The wonderful people at IVP (esp. Adrianna Wright) have welcomed me into their book review family. I received two volumes from their IVP New Testament Commentary Series. The first one is the Romans commentary by Grant R. Osborne. The blurb on this volume is as follows:
Few individual books of the Bible have changed the course of church history the way Paul’s letter to the Romans has.
Whether one thinks of Augustine’s conversion in the fourth century, Luther’s recovery of justification by faith in the sixteenth or Barth’s challenge to recover theological exegesis of the Bible in the twentieth, Romans has been the catalyst to personal spiritual renewal and the recapturing of gospel basics.
Paul, in seeking to bring unity and understanding between Jews and Gentiles in Rome, sets forth in Romans his most profound explication of the gospel and its meaning for the church. The letter’s relevance is as great today as it was in the first century.
Throughout this commentary, Grant R. Osborne explains what the letter meant to its original hearers and its application for us today.
The second is the Philippians commentary by Gordon D. Fee. The blurb is as follows:
Nothing cripples a church’s effectiveness like internal strife.

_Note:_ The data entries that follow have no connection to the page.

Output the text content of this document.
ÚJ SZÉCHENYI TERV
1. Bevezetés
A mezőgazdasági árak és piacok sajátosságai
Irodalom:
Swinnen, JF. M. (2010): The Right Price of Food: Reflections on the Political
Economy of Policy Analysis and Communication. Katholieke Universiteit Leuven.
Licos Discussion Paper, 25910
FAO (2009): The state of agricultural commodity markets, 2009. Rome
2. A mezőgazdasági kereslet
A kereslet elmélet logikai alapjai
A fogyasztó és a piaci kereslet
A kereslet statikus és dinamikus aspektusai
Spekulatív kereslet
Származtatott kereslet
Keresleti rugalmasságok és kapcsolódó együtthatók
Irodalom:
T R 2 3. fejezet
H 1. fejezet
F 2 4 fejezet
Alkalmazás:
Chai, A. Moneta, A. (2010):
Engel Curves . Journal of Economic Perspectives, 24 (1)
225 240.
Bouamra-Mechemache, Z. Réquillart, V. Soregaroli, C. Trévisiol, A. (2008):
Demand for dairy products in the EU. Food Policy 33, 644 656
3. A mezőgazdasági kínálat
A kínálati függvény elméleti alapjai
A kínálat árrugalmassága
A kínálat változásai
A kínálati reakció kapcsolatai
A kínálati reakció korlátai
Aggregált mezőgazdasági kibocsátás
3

In Philippi, Paul addressed a congregation whose private struggles were compounded by opposition and suffering from without. Paul’s strategy was to write them a letter of friendship and moral exhortation, reminding them of their “partnership in the gospel,” their mutual suffering for the cause of Christ, and their need to “stand firm in one spirit.” His approach and counsel can serve us well today.
In this warm study of Philippians by Gordon Fee, you will discover what this letter meant for its original hearers as well as what it means to us today.
As soon as I get a chance to become more familiar with these two works I will say more here.
Grant Osborne’s book on Roman’s will be a must read for me! I wonder however how many out there have read Sanday and Headlam’s classic Roman’s Commentary? (ICC, 1895, first edition). I have an old fifth edition (1902), and a nice reprint 1958. They were of course classic Anglican scholars. The question of who has read it is a real one? I am just interested?
I have never heard of it.
I’ve been preaching through Philippians off and on for a year, so will be really interested in what you have to say about the new Fee commentary. I’ve got his 1995 NIC and it is fantastic. I’m interested in how the new IVP commentary differs from the NIC and the earlier IVP (1999) editions. On the one comment about Sanday & Headlam’s Romans’s ICC (1895), I found it for free download here: http://www.archive.org/details/epistlecommentar00sanduoft
Craig,
I don’t have the NIC or old IVP but I will make sure to say enough about it that maybe you can draw some conclusions. Since there are a lot of Romans commenataries what would you or Robert say is unique Sanday and Headlam’s commentary?
I think this is actually a simple revision of the old IVP.
I think this is actually a simple revision of the old IVP.